Lynn struggled out of Stebbs’ grip and kicked the wall, but held her silence. Vera turned to Lucy.

“Sweetheart, has there been anything, any headache, fever, back pain? Anything at all out of the ordinary you can think of, before Maddy died?”

Lucy shook her head slowly, her mind poring over the hours and days before her friend’s death. “No… I… I don’t think so.”

Images of Maddy flickered through her brain—her friend in a painful coil under the bedspread, her dead body lying at the bottom of the pit.

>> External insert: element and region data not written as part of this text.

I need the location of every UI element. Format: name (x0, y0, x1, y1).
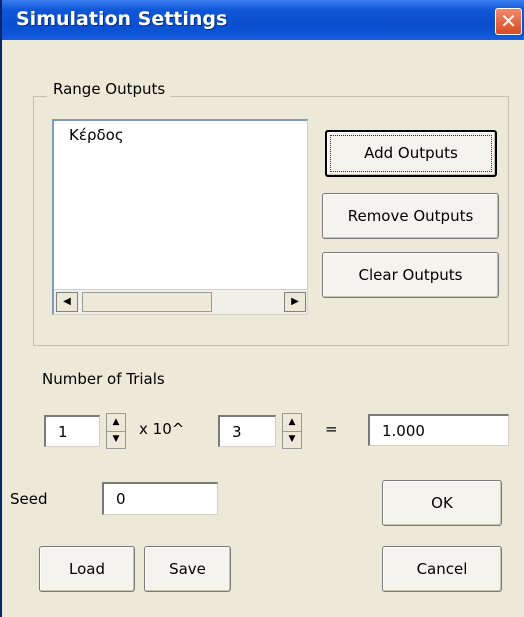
simulation-settings-dialog: Simulation Settings ✕ Range Outputs Κέρδ… (0, 0, 524, 617)
ok-button[interactable]: OK (382, 480, 502, 526)
trials-mantissa-field[interactable]: 1 (44, 415, 100, 447)
range-outputs-legend: Range Outputs (47, 80, 172, 98)
spin-up-icon[interactable]: ▲ (283, 414, 301, 432)
list-item[interactable]: Κέρδος (69, 126, 124, 144)
seed-label: Seed (10, 490, 48, 508)
save-button[interactable]: Save (144, 546, 231, 592)
scroll-right-icon[interactable]: ▶ (284, 292, 306, 312)
cancel-button[interactable]: Cancel (382, 546, 502, 592)
scroll-left-icon[interactable]: ◀ (56, 292, 78, 312)
scroll-thumb[interactable] (82, 292, 212, 312)
total-trials-field: 1.000 (368, 414, 509, 446)
close-button[interactable]: ✕ (495, 8, 522, 35)
spin-down-icon[interactable]: ▼ (107, 431, 125, 448)
spin-up-icon[interactable]: ▲ (107, 414, 125, 432)
seed-field[interactable]: 0 (102, 482, 218, 515)
mantissa-spinner[interactable]: ▲ ▼ (106, 413, 126, 449)
window-title: Simulation Settings (16, 8, 228, 30)
trials-exponent-field[interactable]: 3 (218, 415, 276, 447)
equals-label: = (325, 420, 338, 438)
outputs-listbox[interactable]: Κέρδος ◀ ▶ (52, 119, 308, 315)
close-icon: ✕ (500, 9, 517, 33)
add-outputs-button[interactable]: Add Outputs (325, 130, 497, 177)
exponent-spinner[interactable]: ▲ ▼ (282, 413, 302, 449)
remove-outputs-button[interactable]: Remove Outputs (322, 193, 499, 239)
times-ten-power-label: x 10^ (139, 420, 185, 438)
number-of-trials-label: Number of Trials (42, 370, 165, 388)
title-bar[interactable]: Simulation Settings ✕ (2, 0, 524, 40)
spin-down-icon[interactable]: ▼ (283, 431, 301, 448)
load-button[interactable]: Load (39, 546, 135, 592)
horizontal-scrollbar[interactable]: ◀ ▶ (54, 289, 307, 314)
focus-rect (330, 135, 492, 172)
clear-outputs-button[interactable]: Clear Outputs (322, 252, 499, 298)
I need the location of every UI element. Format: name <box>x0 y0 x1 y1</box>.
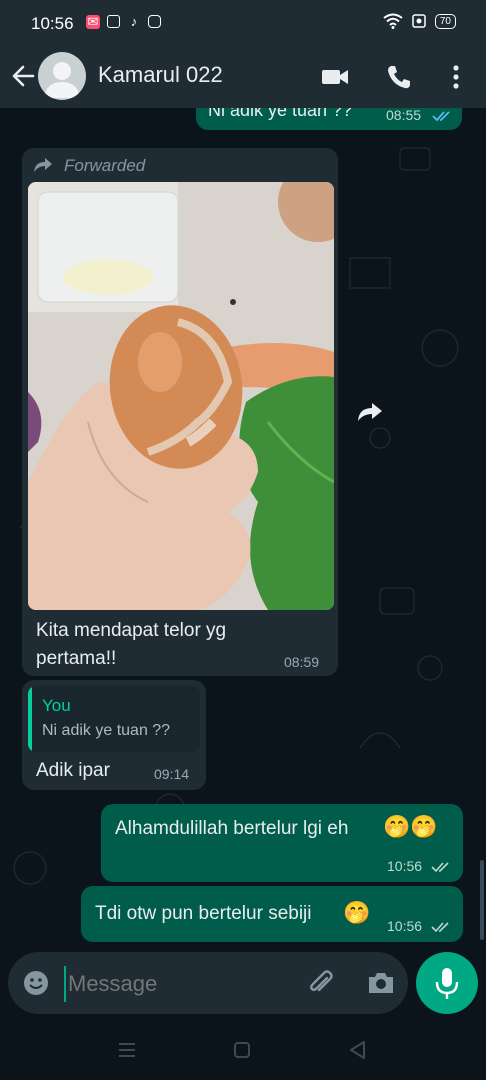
back-arrow-icon[interactable] <box>10 60 36 92</box>
quote-accent-bar <box>28 686 32 752</box>
default-avatar-icon <box>44 62 80 98</box>
attach-icon[interactable] <box>306 968 336 998</box>
instagram-icon <box>148 15 161 28</box>
message-text: Adik ipar <box>36 760 110 781</box>
voice-record-button[interactable] <box>416 952 478 1014</box>
status-bar: 10:56 ✉ ♪ 70 <box>0 0 486 46</box>
message-emoji: 🤭 <box>343 900 371 925</box>
screen-record-icon <box>412 14 426 28</box>
wifi-icon <box>383 13 403 29</box>
camera-icon[interactable] <box>366 968 396 998</box>
message-text: Alhamdulillah bertelur lgi eh <box>115 818 349 839</box>
voice-call-icon[interactable] <box>384 62 414 92</box>
quoted-message[interactable]: You Ni adik ye tuan ?? <box>28 686 200 752</box>
message-composer <box>8 952 408 1014</box>
message-outgoing-m3[interactable]: Alhamdulillah bertelur lgi eh 🤭🤭 10:56 <box>101 804 463 882</box>
photo-caption-line2: pertama!! <box>36 648 117 669</box>
forwarded-icon <box>34 158 52 172</box>
back-nav-icon[interactable] <box>348 1040 368 1060</box>
message-emoji: 🤭🤭 <box>383 814 438 839</box>
message-input[interactable] <box>64 966 300 1002</box>
message-outgoing-m0[interactable]: Ni adik ye tuan ?? 08:55 <box>196 108 462 130</box>
message-text: Ni adik ye tuan ?? <box>208 108 353 120</box>
forward-shortcut-icon[interactable] <box>356 400 384 424</box>
quote-author: You <box>42 696 71 715</box>
photo-caption-line1: Kita mendapat telor yg <box>36 620 227 641</box>
status-time: 10:56 <box>31 14 74 33</box>
delivered-ticks-icon <box>431 862 449 873</box>
message-time: 10:56 <box>387 858 423 874</box>
shop-icon <box>107 15 120 28</box>
video-call-icon[interactable] <box>320 62 350 92</box>
microphone-icon <box>435 968 459 999</box>
notification-icon: ✉ <box>86 14 100 29</box>
message-time: 10:56 <box>387 918 423 934</box>
photo-egg-in-hand <box>28 182 334 610</box>
message-time: 08:55 <box>386 108 422 123</box>
message-incoming-m1[interactable]: Forwarded Kita mendapat telor yg pertama… <box>22 148 338 676</box>
status-right: 70 <box>383 13 456 29</box>
avatar[interactable] <box>38 52 86 100</box>
battery-indicator: 70 <box>434 13 456 29</box>
message-text: Tdi otw pun bertelur sebiji <box>95 903 312 924</box>
forwarded-label: Forwarded <box>64 156 146 175</box>
message-incoming-m2[interactable]: You Ni adik ye tuan ?? Adik ipar 09:14 <box>22 680 206 790</box>
message-photo[interactable] <box>28 182 334 610</box>
quote-text: Ni adik ye tuan ?? <box>42 722 171 739</box>
status-app-icons: ✉ ♪ <box>86 15 161 29</box>
read-ticks-icon <box>432 111 450 122</box>
emoji-icon[interactable] <box>22 969 50 997</box>
system-nav-bar <box>0 1022 486 1080</box>
menu-nav-icon[interactable] <box>117 1042 137 1058</box>
contact-name[interactable]: Kamarul 022 <box>98 62 223 88</box>
chat-area[interactable]: Ni adik ye tuan ?? 08:55 Forwarded Kita … <box>0 108 486 950</box>
message-time: 09:14 <box>154 766 190 782</box>
chat-scrollbar[interactable] <box>480 860 484 940</box>
home-nav-icon[interactable] <box>233 1041 251 1059</box>
delivered-ticks-icon <box>431 922 449 933</box>
more-options-icon[interactable] <box>441 62 471 92</box>
message-time: 08:59 <box>284 654 320 670</box>
tiktok-icon: ♪ <box>130 14 138 29</box>
chat-header: Kamarul 022 <box>0 46 486 108</box>
message-outgoing-m4[interactable]: Tdi otw pun bertelur sebiji 🤭 10:56 <box>81 886 463 942</box>
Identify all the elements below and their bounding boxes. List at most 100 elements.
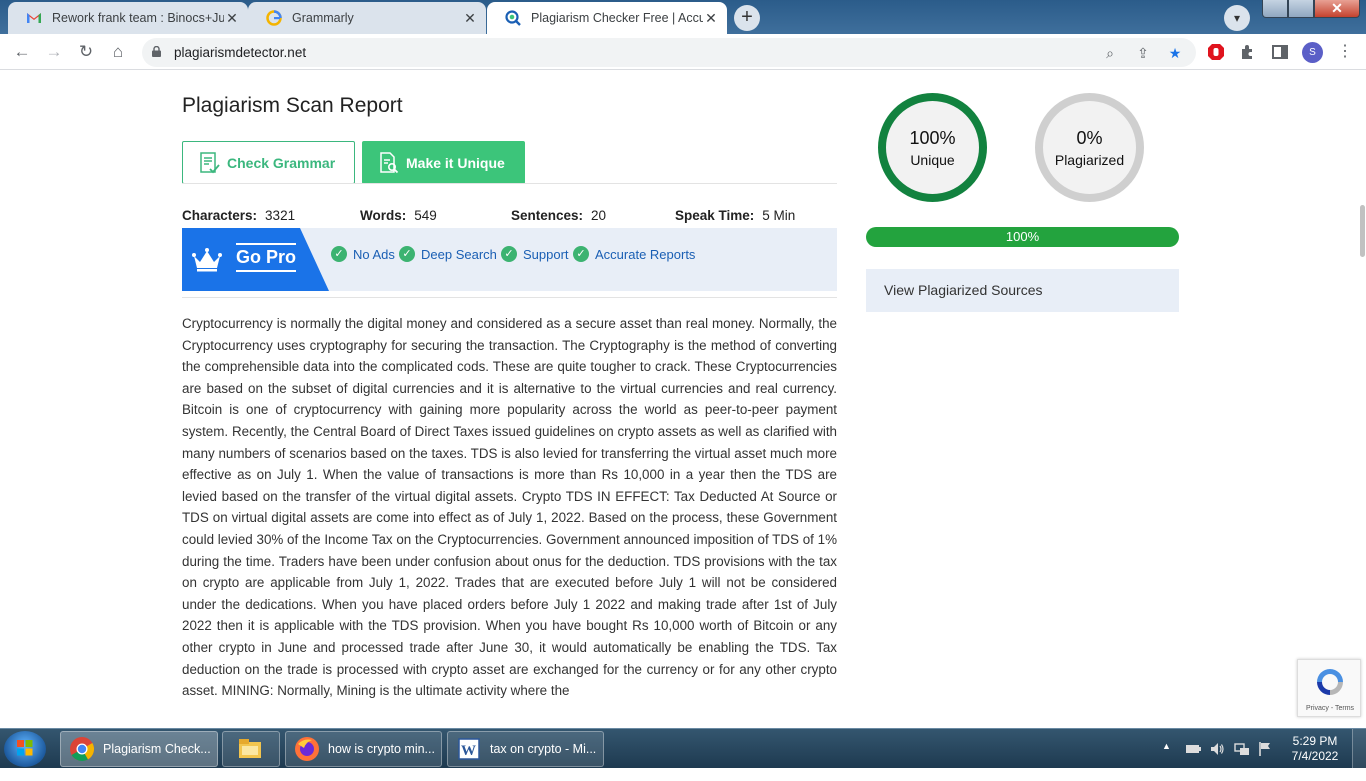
grammarly-icon <box>266 10 282 26</box>
taskbar-file-explorer[interactable] <box>222 731 280 767</box>
feature-label: No Ads <box>353 246 395 262</box>
feature-deep-search: ✓ Deep Search <box>399 246 497 262</box>
check-grammar-label: Check Grammar <box>227 154 336 171</box>
windows-taskbar: Plagiarism Check... how is crypto min...… <box>0 728 1366 769</box>
feature-no-ads: ✓ No Ads <box>331 246 395 262</box>
window-close-button[interactable]: ✕ <box>1314 0 1360 18</box>
divider <box>182 183 837 184</box>
clock-date: 7/4/2022 <box>1291 749 1339 763</box>
start-button[interactable] <box>4 731 46 767</box>
share-icon[interactable]: ⇪ <box>1133 43 1153 63</box>
tab-gmail[interactable]: Rework frank team : Binocs+June ✕ <box>8 2 248 34</box>
check-grammar-button[interactable]: Check Grammar <box>182 141 355 184</box>
window-minimize-button[interactable] <box>1262 0 1288 18</box>
profile-avatar[interactable]: S <box>1302 42 1323 63</box>
bookmark-star-icon[interactable]: ★ <box>1165 43 1185 63</box>
progress-fill: 100% <box>866 227 1179 247</box>
taskbar-firefox[interactable]: how is crypto min... <box>285 731 442 767</box>
plagiarism-detector-icon <box>505 10 521 26</box>
file-explorer-icon <box>239 739 261 758</box>
recaptcha-icon <box>1317 669 1343 695</box>
page-content: Plagiarism Scan Report Check Grammar Mak… <box>0 71 1366 728</box>
word-icon: W <box>458 738 480 760</box>
show-hidden-icons-icon[interactable]: ▲ <box>1162 741 1171 781</box>
check-circle-icon: ✓ <box>573 246 589 262</box>
browser-menu-icon[interactable]: ⋮ <box>1337 42 1353 62</box>
plagiarized-label: Plagiarized <box>1054 151 1125 168</box>
tab-title: Rework frank team : Binocs+June <box>52 11 224 25</box>
check-circle-icon: ✓ <box>399 246 415 262</box>
volume-icon[interactable] <box>1209 741 1225 757</box>
page-title: Plagiarism Scan Report <box>182 94 403 117</box>
divider <box>182 297 837 298</box>
close-tab-icon[interactable]: ✕ <box>224 10 240 27</box>
forward-arrow-icon[interactable]: → <box>42 40 66 64</box>
words-value: 549 <box>414 208 437 223</box>
browser-tab-strip: Rework frank team : Binocs+June ✕ Gramma… <box>0 0 1366 34</box>
side-panel-icon[interactable] <box>1271 43 1289 61</box>
sentences-stat: Sentences: 20 <box>511 208 606 223</box>
unique-label: Unique <box>910 151 955 168</box>
check-circle-icon: ✓ <box>331 246 347 262</box>
check-circle-icon: ✓ <box>501 246 517 262</box>
extensions-puzzle-icon[interactable] <box>1239 43 1257 61</box>
taskbar-chrome[interactable]: Plagiarism Check... <box>60 731 218 767</box>
action-center-flag-icon[interactable] <box>1258 741 1272 757</box>
browser-toolbar: ← → ↻ ⌂ plagiarismdetector.net ⌕ ⇪ ★ S ⋮ <box>0 34 1366 70</box>
reload-icon[interactable]: ↻ <box>74 40 98 64</box>
lock-icon <box>152 46 161 57</box>
words-stat: Words: 549 <box>360 208 437 223</box>
page-scrollbar-thumb[interactable] <box>1360 205 1365 257</box>
unique-gauge: 100% Unique <box>878 93 987 202</box>
taskbar-word[interactable]: W tax on crypto - Mi... <box>447 731 604 767</box>
address-bar[interactable]: plagiarismdetector.net ⌕ ⇪ ★ <box>142 38 1196 67</box>
firefox-icon <box>295 737 319 761</box>
speak-time-stat: Speak Time: 5 Min <box>675 208 795 223</box>
window-maximize-button[interactable] <box>1288 0 1314 18</box>
home-icon[interactable]: ⌂ <box>106 40 130 64</box>
make-it-unique-label: Make it Unique <box>406 154 505 171</box>
uniqueness-progress-bar: 100% <box>866 227 1179 247</box>
tab-grammarly[interactable]: Grammarly ✕ <box>248 2 486 34</box>
chrome-icon <box>70 737 95 762</box>
recaptcha-badge[interactable]: Privacy - Terms <box>1297 659 1361 717</box>
adblock-extension-icon[interactable] <box>1207 43 1225 61</box>
view-plagiarized-sources-button[interactable]: View Plagiarized Sources <box>866 269 1179 312</box>
tab-search-chevron-icon[interactable]: ▾ <box>1224 5 1250 31</box>
characters-value: 3321 <box>265 208 296 223</box>
new-tab-button[interactable]: + <box>734 5 760 31</box>
url-text: plagiarismdetector.net <box>174 45 307 60</box>
plagiarized-percent: 0% <box>1076 127 1103 148</box>
feature-label: Accurate Reports <box>595 246 696 262</box>
system-clock[interactable]: 5:29 PM 7/4/2022 <box>1284 734 1346 764</box>
characters-stat: Characters: 3321 <box>182 208 295 223</box>
plagiarized-gauge: 0% Plagiarized <box>1035 93 1144 202</box>
feature-label: Support <box>523 246 569 262</box>
sentences-label: Sentences: <box>511 208 584 223</box>
crown-icon <box>192 248 222 272</box>
tab-plagiarism-checker[interactable]: Plagiarism Checker Free | Accurate ✕ <box>487 2 727 34</box>
close-tab-icon[interactable]: ✕ <box>462 10 478 27</box>
scanned-text: Cryptocurrency is normally the digital m… <box>182 316 837 699</box>
sentences-value: 20 <box>591 208 607 223</box>
battery-icon[interactable] <box>1185 742 1201 756</box>
words-label: Words: <box>360 208 407 223</box>
make-it-unique-button[interactable]: Make it Unique <box>362 141 525 184</box>
svg-text:W: W <box>461 743 476 759</box>
windows-logo-icon <box>17 740 33 756</box>
close-tab-icon[interactable]: ✕ <box>703 10 719 27</box>
tab-title: Plagiarism Checker Free | Accurate <box>531 11 703 25</box>
taskbar-label: tax on crypto - Mi... <box>490 742 597 756</box>
go-pro-label: Go Pro <box>236 243 297 272</box>
network-icon[interactable] <box>1234 741 1250 757</box>
back-arrow-icon[interactable]: ← <box>10 40 34 64</box>
zoom-magnifier-icon[interactable]: ⌕ <box>1100 43 1120 63</box>
speak-time-label: Speak Time: <box>675 208 755 223</box>
show-desktop-button[interactable] <box>1352 729 1366 769</box>
feature-label: Deep Search <box>421 246 497 262</box>
taskbar-label: Plagiarism Check... <box>103 742 211 756</box>
feature-accurate-reports: ✓ Accurate Reports <box>573 246 695 262</box>
characters-label: Characters: <box>182 208 258 223</box>
recaptcha-footer[interactable]: Privacy - Terms <box>1298 705 1362 712</box>
taskbar-label: how is crypto min... <box>328 742 435 756</box>
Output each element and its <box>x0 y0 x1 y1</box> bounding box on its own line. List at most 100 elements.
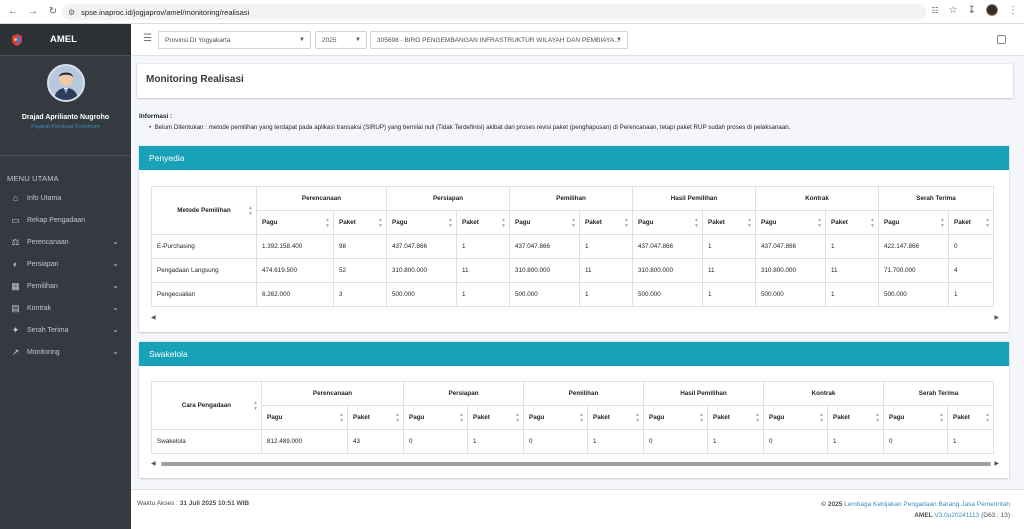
build-info: (D63 : 13) <box>979 512 1010 519</box>
scroll-right-icon[interactable]: ▶ <box>994 314 999 321</box>
pagu-col-header[interactable]: Pagu ▲ ▼ <box>509 210 580 235</box>
sidebar-item-rekap-pengadaan[interactable]: ▭ Rekap Pengadaan <box>0 209 131 231</box>
sidebar-item-monitoring[interactable]: ↗ Monitoring ⌄ <box>0 341 131 363</box>
brand[interactable]: AMEL <box>0 24 131 56</box>
pagu-col-header[interactable]: Pagu ▲ ▼ <box>755 210 826 235</box>
table-cell: 1 <box>456 282 510 307</box>
sidebar-item-serah-terima[interactable]: ✦ Serah Terima ⌄ <box>0 319 131 341</box>
more-menu-icon[interactable]: ⋮ <box>1008 5 1018 16</box>
first-col-header[interactable]: Cara Pengadaan ▲ ▼ <box>151 381 262 430</box>
paket-col-header[interactable]: Paket ▲ ▼ <box>827 405 884 430</box>
fullscreen-checkbox[interactable] <box>997 35 1006 44</box>
info-title: Informasi : <box>139 113 173 120</box>
table-cell: 500.000 <box>632 282 703 307</box>
paket-col-header[interactable]: Paket ▲ ▼ <box>948 210 994 235</box>
penyedia-scrollbar[interactable]: ◀ ▶ <box>151 314 999 322</box>
user-avatar[interactable] <box>46 64 85 102</box>
pagu-col-header[interactable]: Pagu ▲ ▼ <box>386 210 457 235</box>
pagu-col-header[interactable]: Pagu ▲ ▼ <box>643 405 708 430</box>
table-row: Pengecualian 6.262.000 3 500.000 1 500.000 1 50… <box>151 282 994 307</box>
pagu-col-header[interactable]: Pagu ▲ ▼ <box>256 210 334 235</box>
pagu-col-header[interactable]: Pagu ▲ ▼ <box>883 405 948 430</box>
sidebar-item-label: Info Utama <box>27 194 62 202</box>
app-name: AMEL <box>914 512 935 519</box>
table-cell: 1 <box>947 429 994 454</box>
paket-col-header[interactable]: Paket ▲ ▼ <box>825 210 879 235</box>
group-header: Hasil Pemilihan <box>632 186 756 211</box>
sort-icon: ▲ ▼ <box>395 411 400 424</box>
paket-col-header[interactable]: Paket ▲ ▼ <box>333 210 387 235</box>
access-time: 31 Juli 2025 10:51 WIB <box>179 500 250 507</box>
pagu-col-header[interactable]: Pagu ▲ ▼ <box>763 405 828 430</box>
table-cell: 1 <box>467 429 524 454</box>
download-icon[interactable]: ↧ <box>968 5 976 16</box>
access-label: Waktu Akses : <box>137 500 180 507</box>
paket-col-header[interactable]: Paket ▲ ▼ <box>347 405 404 430</box>
pagu-col-header[interactable]: Pagu ▲ ▼ <box>261 405 348 430</box>
bookmark-star-icon[interactable]: ☆ <box>949 5 958 16</box>
table-cell: 1 <box>579 282 633 307</box>
group-header: Perencanaan <box>256 186 387 211</box>
table-cell: 0 <box>763 429 828 454</box>
paket-col-header[interactable]: Paket ▲ ▼ <box>467 405 524 430</box>
group-header: Perencanaan <box>261 381 404 406</box>
pagu-col-header[interactable]: Pagu ▲ ▼ <box>403 405 468 430</box>
group-header: Pemilihan <box>509 186 633 211</box>
provinsi-select-value: Provinsi DI Yogyakarta <box>165 36 231 44</box>
table-cell: 1 <box>825 234 879 259</box>
sidebar-item-pemilihan[interactable]: ▦ Pemilihan ⌄ <box>0 275 131 297</box>
provinsi-select[interactable]: Provinsi DI Yogyakarta ▼ <box>158 31 311 49</box>
pagu-col-header[interactable]: Pagu ▲ ▼ <box>632 210 703 235</box>
reload-icon[interactable]: ↻ <box>46 5 60 19</box>
table-cell: 1 <box>587 429 644 454</box>
chevron-down-icon: ⌄ <box>112 347 119 356</box>
scroll-left-icon[interactable]: ◀ <box>151 314 156 321</box>
calendar-icon: ▦ <box>11 280 20 291</box>
footer-credits: © 2025 Lembaga Kebijakan Pengadaan Baran… <box>821 499 1010 521</box>
sidebar-item-info-utama[interactable]: ⌂ Info Utama <box>0 187 131 209</box>
table-cell: 310.800.000 <box>755 258 826 283</box>
org-link[interactable]: Lembaga Kebijakan Pengadaan Barang Jasa … <box>844 501 1010 508</box>
row-label: Swakelola <box>151 429 262 454</box>
chevron-down-icon: ⌄ <box>112 281 119 290</box>
paket-col-header[interactable]: Paket ▲ ▼ <box>702 210 756 235</box>
user-name: Drajad Aprilianto Nugroho <box>21 114 110 121</box>
sidebar-item-perencanaan[interactable]: ⚖ Perencanaan ⌄ <box>0 231 131 253</box>
sidebar-item-kontrak[interactable]: ▤ Kontrak ⌄ <box>0 297 131 319</box>
table-cell: 43 <box>347 429 404 454</box>
paket-col-header[interactable]: Paket ▲ ▼ <box>456 210 510 235</box>
paket-col-header[interactable]: Paket ▲ ▼ <box>707 405 764 430</box>
paket-col-header[interactable]: Paket ▲ ▼ <box>947 405 994 430</box>
sidebar-item-label: Pemilihan <box>27 282 58 290</box>
paket-col-header[interactable]: Paket ▲ ▼ <box>587 405 644 430</box>
scroll-right-icon[interactable]: ▶ <box>994 460 999 467</box>
first-col-header[interactable]: Metode Pemilihan ▲ ▼ <box>151 186 257 235</box>
group-header: Serah Terima <box>878 186 994 211</box>
hamburger-menu-icon[interactable]: ☰ <box>143 33 152 44</box>
satker-select[interactable]: 305698 - BIRO PENGEMBANGAN INFRASTRUKTUR… <box>370 31 628 49</box>
sort-icon: ▲ ▼ <box>248 204 253 217</box>
table-cell: 11 <box>825 258 879 283</box>
address-bar[interactable]: ⚙ spse.inaproc.id/jogjaprov/amel/monitor… <box>62 4 926 20</box>
scroll-left-icon[interactable]: ◀ <box>151 460 156 467</box>
forward-icon[interactable]: → <box>26 5 40 19</box>
translate-icon[interactable]: ☷ <box>931 6 938 15</box>
sidebar-item-persiapan[interactable]: ◐ Persiapan ⌄ <box>0 253 131 275</box>
back-icon[interactable]: ← <box>6 5 20 19</box>
profile-avatar[interactable] <box>986 4 998 16</box>
paket-col-header[interactable]: Paket ▲ ▼ <box>579 210 633 235</box>
sort-icon: ▲ ▼ <box>448 216 453 229</box>
pagu-col-header[interactable]: Pagu ▲ ▼ <box>523 405 588 430</box>
home-icon: ⌂ <box>12 193 19 203</box>
version-link[interactable]: V3.0u20241113 <box>934 512 979 519</box>
tahun-select[interactable]: 2025 ▼ <box>315 31 367 49</box>
site-info-icon[interactable]: ⚙ <box>68 8 75 17</box>
swakelola-header: Swakelola <box>139 342 1009 366</box>
pagu-col-header[interactable]: Pagu ▲ ▼ <box>878 210 949 235</box>
sidebar: AMEL Drajad Aprilianto Nugroho Pejabat P… <box>0 24 131 529</box>
scroll-thumb[interactable] <box>161 462 991 466</box>
table-cell: 0 <box>403 429 468 454</box>
main-content: Monitoring Realisasi Informasi : • Belum… <box>131 56 1024 529</box>
sort-icon: ▲ ▼ <box>940 216 945 229</box>
swakelola-scrollbar[interactable]: ◀ ▶ <box>151 460 999 468</box>
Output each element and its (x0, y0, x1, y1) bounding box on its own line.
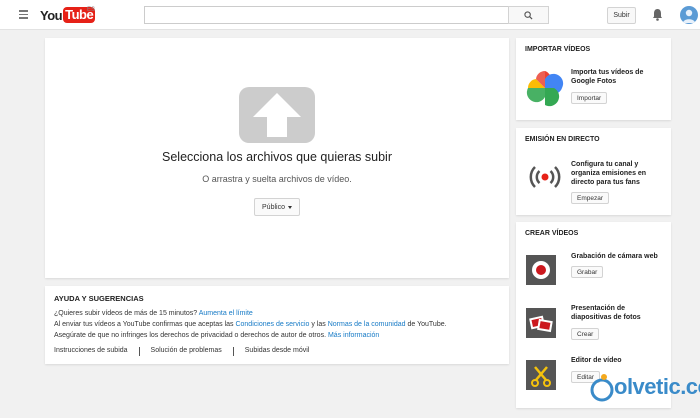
upload-button[interactable]: Subir (607, 7, 636, 24)
upload-subtitle: O arrastra y suelta archivos de vídeo. (202, 174, 352, 184)
search-input[interactable] (144, 6, 508, 24)
search-bar (144, 6, 549, 24)
record-button[interactable]: Grabar (571, 266, 604, 278)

She took a ragged breath, and Adam’s tiny smile flooded her thoughts along with Carter’s slumped body at Vera’s table as he wept for his fate.

“Say it’s not me, Grandma,” she begged, clutching Vera’s hand so tightly her nails left crescent cuts that filled with blood. “Say I didn’t do it to them.”

Vera’s soft, cool hand trailed over her hair. “I can’t tell you for sure. I’m sorry.”

Lucy fell forward onto Vera, burying her head in her lap and sobbing as Carter had, with no hope and nothing left but pain. Vera clasped her arms around her granddaughter and cried as well.

“So what’s it mean?” Lynn asked Stebbs, her mouth a hard line.

“That’s what we’re here to talk about, kiddo.”

Lucy touched her throat as the shot of whiskey Lynn had given her burned down. She imagined it drowning out the virus that might be living in her veins, purifying her blood in a surge of alcohol. But it wasn’t that easy.

They had moved to the kitchen at Vera’s insistence. Her grandmother had washed Lucy’s face and put a cold rag across her swollen eyes, while Lynn and Stebbs had shared a glance and uncorked a bottle of whiskey for everyone. It was Lucy’s first taste of alcohol and she had sputtered, spraying droplets across the table that Vera wouldn’t allow Lynn to clean up.

“I won’t believe it’s her,” Lynn said again. “The boy admitted to having a headache the day before his sister got sick. It has to be him. I’ve been with Lucy as much as anyone, and I’m not sick.”

“It’s likely you’re right,” Vera conceded. “But there are other factors to consider.”

“Like what?” Lucy asked.

“When I brought Carter’s mom over to the cabin to break the news to her,” Stebbs said, “she went biblical—fell to the floor, gnashed her teeth… . It was all Vera could do to keep her from harming her own self, which wasn’t exactly helpful.”

“Monica’s never been one for helpful,” Lynn said.

Stebbs shook his head. “Once we got her calmed down, we told her the boy would have to go. He took the news better than she did, I’ll say that. She broke down all over again, said she’d lost her daughter and now we was taking her son away. So Vera told her she could always go with him.”

“What’d she say?” Lucy asked.

“Exactly what you’d expect her to say,” Vera answered. “No.”

“She cut him loose?” Lynn asked.

“She’s not made of strong stuff,” Stebbs said. “Even if she had gone with him, she’d be more of a hindrance than a help to the boy.”

Lucy imagined poor Carter standing in a corner of Vera’s house, his mother rejecting him in favor of her own comfort. “Maybe she would’ve been,” Lucy agreed, “but now he’ll be alone.”